FORECASTING MAXIMUM WAVE HEIGHTS GENERATED BY HURRICANES ALONG THE SOUTHEASTERN ATLANTIC AND GULF COASTS

More than 45 million permanent residents inhabit the hurricane-prone coastline, extending from Texas through Maine. Despite increasing risk of coastal change and related hazards, population and development within this coastal zone have more than doubled since the 1960's. On average, ten tropical storms will develop over the Atlantic Ocean, Caribbean Sea, and Gulf of Mexico per year, of which six will intensify into major hurricanes. In a three-year period, five of these hurricanes will strike the US coastline anywhere from Texas through Maine, killing between 50-100 people. Hurricane predictive capabilities need to be rapid and accurate in order to protect coastal areas from potential devastation.
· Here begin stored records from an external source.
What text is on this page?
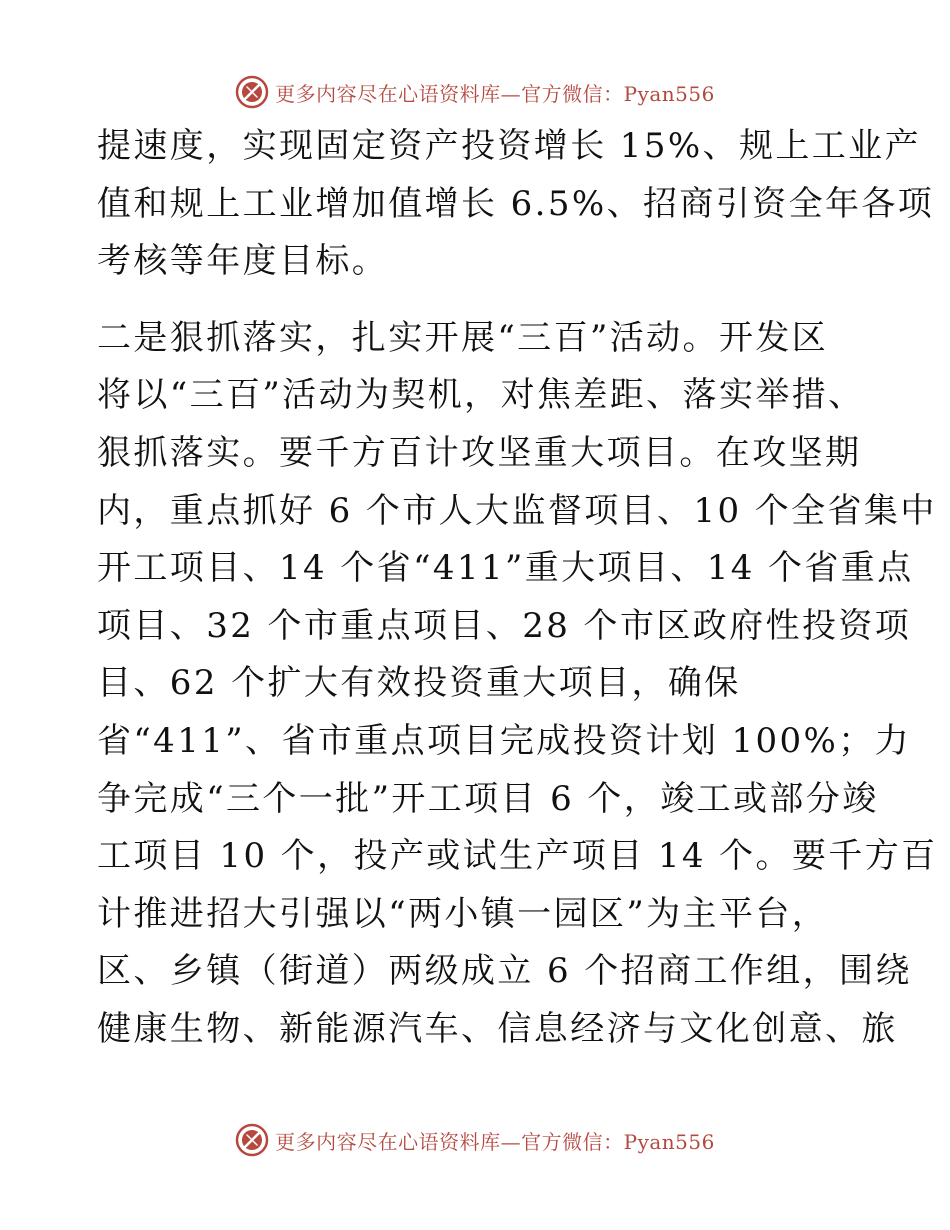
更多内容尽在心语资料库—官方微信：Pyan556
提速度，实现固定资产投资增长 15%、规上工业产
值和规上工业增加值增长 6.5%、招商引资全年各项
考核等年度目标。
二是狠抓落实，扎实开展“三百”活动。开发区
将以“三百”活动为契机，对焦差距、落实举措、
狠抓落实。要千方百计攻坚重大项目。在攻坚期
内，重点抓好 6 个市人大监督项目、10 个全省集中
开工项目、14 个省“411”重大项目、14 个省重点
项目、32 个市重点项目、28 个市区政府性投资项
目、62 个扩大有效投资重大项目，确保
省“411”、省市重点项目完成投资计划 100%；力
争完成“三个一批”开工项目 6 个，竣工或部分竣
工项目 10 个，投产或试生产项目 14 个。要千方百
计推进招大引强以“两小镇一园区”为主平台，
区、乡镇（街道）两级成立 6 个招商工作组，围绕
健康生物、新能源汽车、信息经济与文化创意、旅
更多内容尽在心语资料库—官方微信：Pyan556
The goal of this project is to develop an efficient method to predict wave energy affected by hurricane forcing. Historical wave data were gathered from NOAA wave rider buoys, during three 1999 hurricanes. Using this data, we found that deep-water wave characteristics can be predicted using a relatively simple relationship. We also found that deep-water wave height can be, roughly, scaled in terms of categories of the Saffir-Simpson Hurricane Scale. SWAN (simulating waves nearshore) modeling aided the ability to forecast the interactions of deep-water waves with the seafloor progressing from the shelf to the innershore. These calculations of hurricane wave height are being used to assess the vulnerability of coasts to wave run-up erosion and/or overtopping foredune ridges during severe storms following a recently proposed Storm Impact Scale (Sallenger, 2000).